Deep Learning, Computer Vision

A perfect guide to Convolution Neural Networks

A notification pops on your Social media handle saying, somebody uploaded a picture that might have you in it.

Boom! How did it happen?

Photo by Patrick Fore on Unsplash

This is the magic of Image Classification.

Convolution Neural Networks(CNN) lies under the umbrella of Deep Learning. They are utilized in operations involving Computer Vision. Nowadays since the range of AI is expanding enormously, we can easily locate Convolution operation going around us. These play an important role ranging from Facebook Automatic Tagging, Face Unlock, OCR to driverless cars.

Image Classification takes an input(image in this case) and outputs a class/probability of that input belonging to a particular class with the help of a Deep learning algorithm i.e. CNN.

Why CNN?

According to the Universal Approximation theorem, Deep Neural Networks are powerful function approximators. And to the best, these can improve their accuracies using Backpropagation.

But due to the employment of so many parameters, Deep Neural Network often is very sensitive to overfitting that can even lead to the Gradient Vanish issue because of long chains. Additionally, Deep Neural Networks can’t handle variations such as translation, rotation, illuminations in images.

Therefore, to tackle this problem we developed a Deep Learning algorithm: Convolution Neural Network.

Image Classification

How do humans observe an image?

We have mastered our brains to determine objects quickly.

Now, how does it happens?

Photo by Saifullah Munqad on Unsplash

There are certain features that our brain relates an object to. Like for illustration, you were given an orange and an orange-colored ball. Both are identical, but still, the brain can accurately distinguish them, as we have trained it that surface of ball might be smooth but that of orange fruit is little rough.
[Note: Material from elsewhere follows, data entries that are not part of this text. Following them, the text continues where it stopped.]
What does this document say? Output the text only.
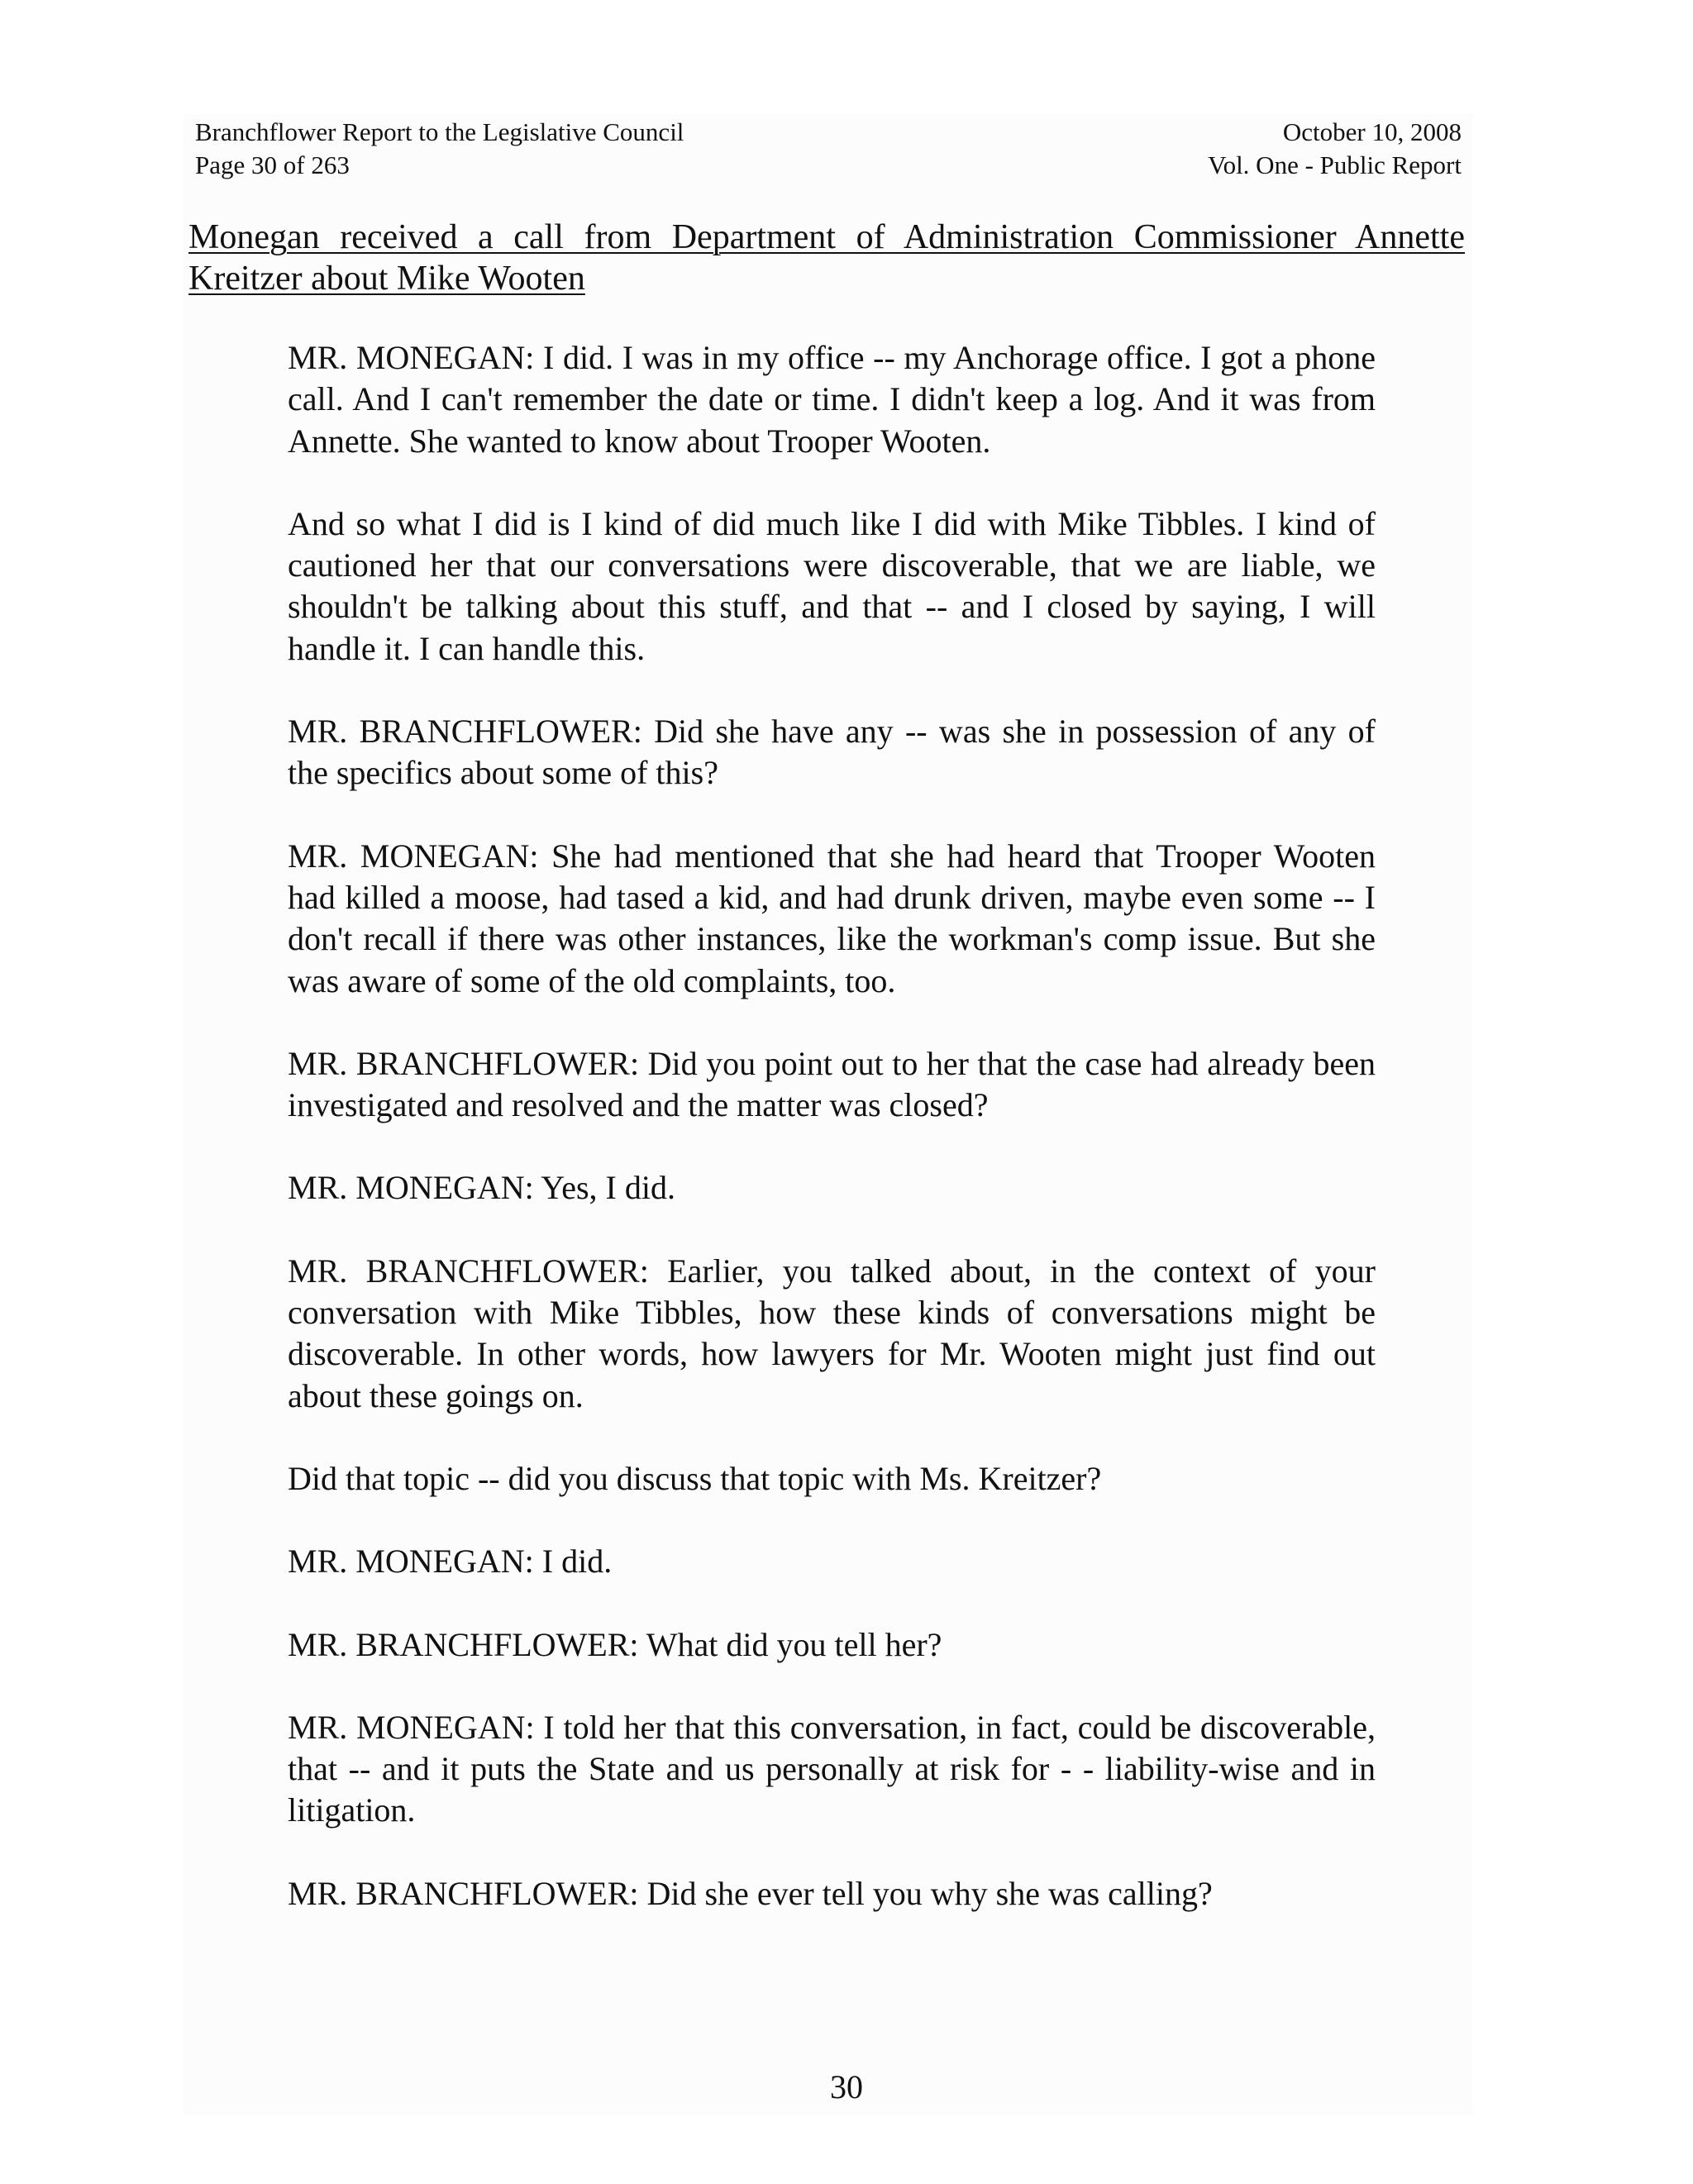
Branchflower Report to the Legislative Council
Page 30 of 263
October 10, 2008
Vol. One - Public Report
Monegan received a call from Department of Administration Commissioner Annette Kreitzer about Mike Wooten

MR. MONEGAN: I did. I was in my office -- my Anchorage office. I got a phone call. And I can't remember the date or time. I didn't keep a log. And it was from Annette. She wanted to know about Trooper Wooten.

And so what I did is I kind of did much like I did with Mike Tibbles. I kind of cautioned her that our conversations were discoverable, that we are liable, we shouldn't be talking about this stuff, and that -- and I closed by saying, I will handle it. I can handle this.

MR. BRANCHFLOWER: Did she have any -- was she in possession of any of the specifics about some of this?

MR. MONEGAN: She had mentioned that she had heard that Trooper Wooten had killed a moose, had tased a kid, and had drunk driven, maybe even some -- I don't recall if there was other instances, like the workman's comp issue. But she was aware of some of the old complaints, too.

MR. BRANCHFLOWER: Did you point out to her that the case had already been investigated and resolved and the matter was closed?

MR. MONEGAN: Yes, I did.

MR. BRANCHFLOWER: Earlier, you talked about, in the context of your conversation with Mike Tibbles, how these kinds of conversations might be discoverable. In other words, how lawyers for Mr. Wooten might just find out about these goings on.

Did that topic -- did you discuss that topic with Ms. Kreitzer?

MR. MONEGAN: I did.

MR. BRANCHFLOWER: What did you tell her?

MR. MONEGAN: I told her that this conversation, in fact, could be discoverable, that -- and it puts the State and us personally at risk for - - liability-wise and in litigation.

MR. BRANCHFLOWER: Did she ever tell you why she was calling?

30
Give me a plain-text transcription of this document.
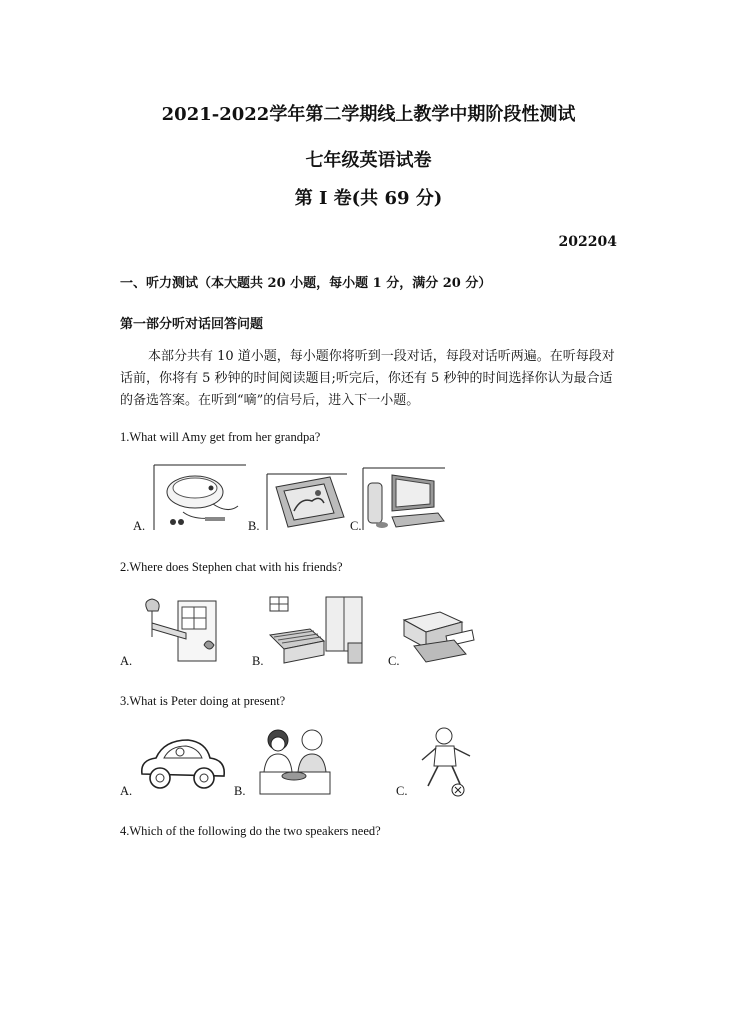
2021-2022学年第二学期线上教学中期阶段性测试
七年级英语试卷
第 I 卷(共 69 分)
202204
一、听力测试（本大题共 20 小题，每小题 1 分，满分 20 分）
第一部分听对话回答问题
本部分共有 10 道小题，每小题你将听到一段对话，每段对话听两遍。在听每段对话前，你将有 5 秒钟的时间阅读题目;听完后，你还有 5 秒钟的时间选择你认为最合适的备选答案。在听到“嘀”的信号后，进入下一小题。
1.What will Amy get from her grandpa?
A.	B.	C.
2.Where does Stephen chat with his friends?
A.	B.	C.
3.What is Peter doing at present?
A.	B.	C.
4.Which of the following do the two speakers need?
Now for many years, we have trained our brains to differentiate between objects precisely. And same is the idea behind CNN i.e. to train our model to learn features from images.

How does a computer observes an image?

When we observe an image, we scrutinize various aspects, like edges of objects, the color of an object because we have been trained to do so from our childhood.

But, when we input an image to our model, for it, it is nothing but a collection of matrices.

For our model, an image is a matrix of pixels. If we pass a colored image it will be a 3D array with RGB channels ranging from 0 to 255 if we pass black and white image, then we will get a 2D array with binary values.

So, when we talk about classification, we want our model to accurately define these variations so that, the output we get is as minutiae as possible.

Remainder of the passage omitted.